Bem, essa é a resposta correta a minha pergunta sobre o Minotauro, aos oito anos recebi uma resposta inadequada. Campbell entendia o mito como metáfora, as imagens míticas são simbólicas. No entanto, existe duas maneiras de compreender o mito. Essas imagens podem ser entendidas de maneira denotativa ou conotativa. Se alguém interpretar essa narrativa de maneira denotativa, ou seja literal, concretizando os argumentos e considerando que são narrados fatos históricos isso leva a um problema, pois não existem fisicamente touros voadores ou pessoas com cabeças de touro, isso leva a se imaginar que se trata simplesmente de uma mentira, e aí surgem racionalizações como a do meu pai.
Quando falamos dos mitos gregos, é difícil acreditar que alguém os leve a sério a ponto de concretizá-los e realmente acreditar neles de maneira literal, mas se olharmos para os nossos próprios mitos, como o do fim do mundo narrado na bíblia, não é difícil encontrar pessoas que interpretam esses símbolos de maneira denotativa, como previsão de um evento histórico concreto, um final ígneo para a criação. Eu mesmo conheço alguns que assim o crêem, então ficamos no meio de uma grande confusão de duas respostas igualmente errôneas: alguns crêem que os mitos são fatos, realmente houve uma criação em sete dias e um jardim paradisíaco onde Adão e Eva desobedeceram um Deus personificado devido a lábia de uma serpente falante, ao ouvir isso, outros pensam “que tolice” nunca houve em parte alguma uma cobra falante, mitos não podem ser fatos, logo são mentiras.

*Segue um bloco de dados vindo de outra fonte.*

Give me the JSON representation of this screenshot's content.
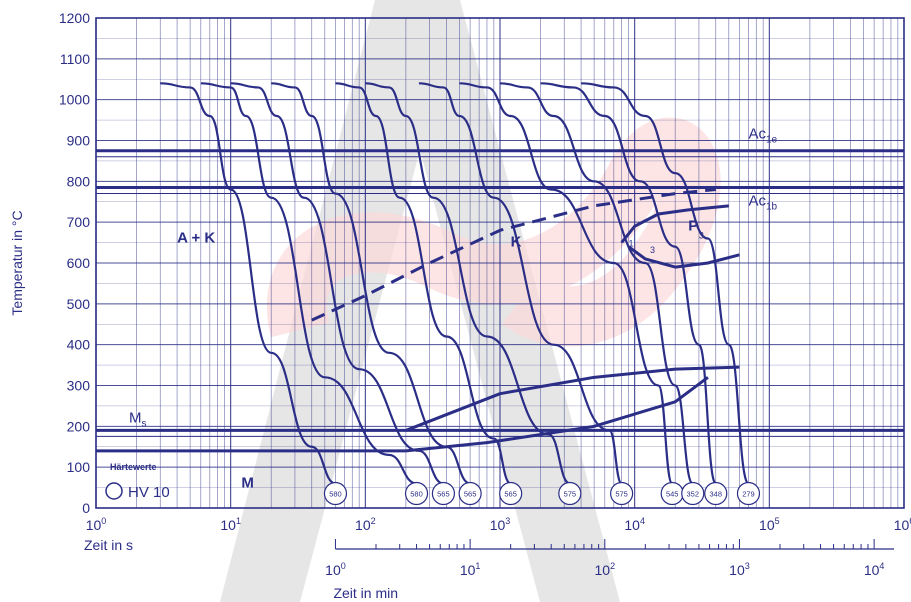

Por outro lado, nos ensina Campbell, essas imagens podem ser entendidas como metáforas, de maneira conotativa, não como uma referência concreta a fatos ou ao mundo exterior, mas a estados de espírito, que não pertencem exclusivamente a um determinado tempo, localização geográfica ou povo em particular. O universo que elas descrevem é o reino espiritual, a vida interior.  Dizia Campbell: “A mitologia é um sistema de imagens que dota a mente e os sentimentos de um sentido de participação num campo de significados” (Isto és Tu, p. 39). Recentemente, em uma palestra que proferi sobre mitologia comparada e sua relação com a Psicologia Jungiana, falei as pessoas que estavam na palestra, sobre os ensinamentos de uma monja de budismo tibetano chamada Ani Zamba Chozom, ela explicava as palavras de um ritual tibetano, onde se buscava refúgio no Buda e no Lama, ela explicava que havia um sentido esotérico naquelas palavras, um sentido reservado a iniciados, quando se falava no Buda, a referência não era a pessoa de Sidarta Gautama, o buda histórico, mas sim a nossa própria e verdadeira natureza, assim, também o Lama, em última instância, era referência a essa mesma natureza búdica. Não à toa o Zen ensina “se encontrar o Buda mata-o”. Assim, todas as grandes tradições religiosas podem ser lidos dessa maneira, e seu sentido vivo pode ser resgatado. Não a toa o Dalai Lama rotineiramente afirma que todas as tradições são válidas, cada uma delas fala, a sua maneira, ao mistério inefável que é a alma humana.